На удивление, его заявка о себе была довольно броской и бескомпромиссной; Дофламинго никогда не смог бы пропустить настолько юное и чудесное дарование. Как изобретательно он подошел к своему появлению, какие слова подобрал; сразу стало понятно, что этот мальчишка пойдет далеко и упускать такой самоцвет из вида было просто опасно: попадет не в тем руки, получит неправильную огранку — и блеск выйдет кривым и неярким, и ничего с этим сделать не получится, только стачивать под ноль. Дофламинго и не думал упускать такой шанс, а потом все завертелось само собой: Трафальгар рос, тренируемый всеми офицерами и Росинантом в том числе; ему прививались полезные привычки, а Донкихот-старший лично следил за тем, как шло образование юного дарования. Конечно, Ло, кажется, сначала не совсем понял, что попал не к простым пиратам, но сдавать назад было поздно — на чистом упрямстве вывозил первые месяцы, а потом втянулся, стал проявлять рвение и желание, стал выгодно отличаться от остальных ребятишек, хвостиком таскающихся за молодым господином. И в тот момент, когда Ло стал юношей, качества его личности — как собственные, так и приобретенные в процессе воспитания — определили его судьбу.
Дофламинго все спланировал изначально. Трафальгар его не подвел.

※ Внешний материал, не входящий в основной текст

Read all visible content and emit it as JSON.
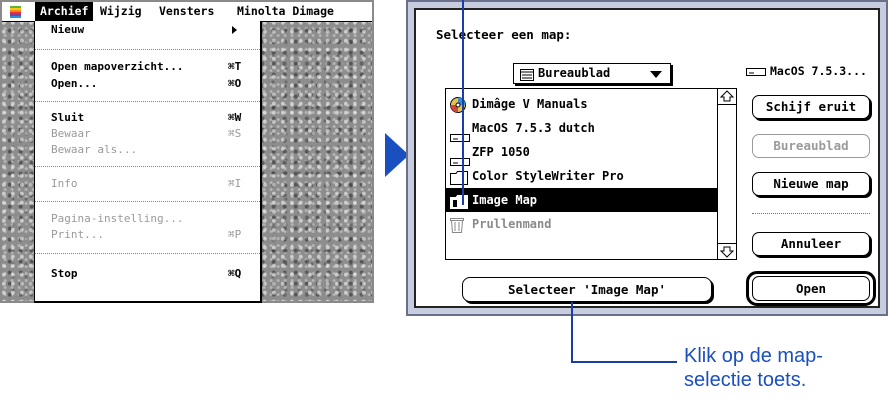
{
  "menubar": {
    "apple_icon": "apple-icon",
    "items": [
      "Archief",
      "Wijzig",
      "Vensters",
      "Minolta Dimage"
    ]
  },
  "file_menu": {
    "items": [
      {
        "label": "Nieuw",
        "shortcut": "",
        "submenu": true
      },
      {
        "label": "Open mapoverzicht...",
        "shortcut": "⌘T"
      },
      {
        "label": "Open...",
        "shortcut": "⌘O"
      },
      {
        "label": "Sluit",
        "shortcut": "⌘W"
      },
      {
        "label": "Bewaar",
        "shortcut": "⌘S",
        "disabled": true
      },
      {
        "label": "Bewaar als...",
        "shortcut": "",
        "disabled": true
      },
      {
        "label": "Info",
        "shortcut": "⌘I",
        "disabled": true
      },
      {
        "label": "Pagina-instelling...",
        "shortcut": "",
        "disabled": true
      },
      {
        "label": "Print...",
        "shortcut": "⌘P",
        "disabled": true
      },
      {
        "label": "Stop",
        "shortcut": "⌘Q"
      }
    ]
  },
  "dialog": {
    "title": "Selecteer een map:",
    "folder_popup": "Bureaublad",
    "disk_name": "MacOS 7.5.3...",
    "files": [
      {
        "name": "Dimâge V Manuals",
        "icon": "cd-icon"
      },
      {
        "name": "MacOS 7.5.3 dutch",
        "icon": "disk-icon"
      },
      {
        "name": "ZFP 1050",
        "icon": "disk-icon"
      },
      {
        "name": "Color StyleWriter Pro",
        "icon": "folder-icon"
      },
      {
        "name": "Image Map",
        "icon": "folder-icon",
        "selected": true
      },
      {
        "name": "Prullenmand",
        "icon": "trash-icon",
        "dimmed": true
      }
    ],
    "buttons": {
      "eject": "Schijf eruit",
      "desktop": "Bureaublad",
      "new_folder": "Nieuwe map",
      "cancel": "Annuleer",
      "select": "Selecteer 'Image Map'",
      "open": "Open"
    }
  },
  "caption": {
    "line1": "Klik op de map-",
    "line2": "selectie toets."
  },
  "colors": {
    "callout": "#1a3ea8",
    "caption_text": "#1a4fc0",
    "dialog_frame": "#c8ccdf"
  }
}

Впрочем, это не значило, что ему доставалось меньше наказаний и больше любви — как раз, все далеко наоборот: Донкихот требовал больше, потому что знал, что имел абсолютное на эти требования; расти будущей правой рукой, а потом, возможно, и наследником всего того, что Дофламинго заработал и построил, не самая простая задача. Несмотря на это, чем больше он закручивал болты в воспитании Ло, тем лучше тот справлялся. Начинало казаться, что Трафальгар подходит к тому, чтобы официально занять место среди его офицеров, но давать такую привилегию — ровно что распустить руки. Дофламинго готов был придержать свои амбиции еще немного.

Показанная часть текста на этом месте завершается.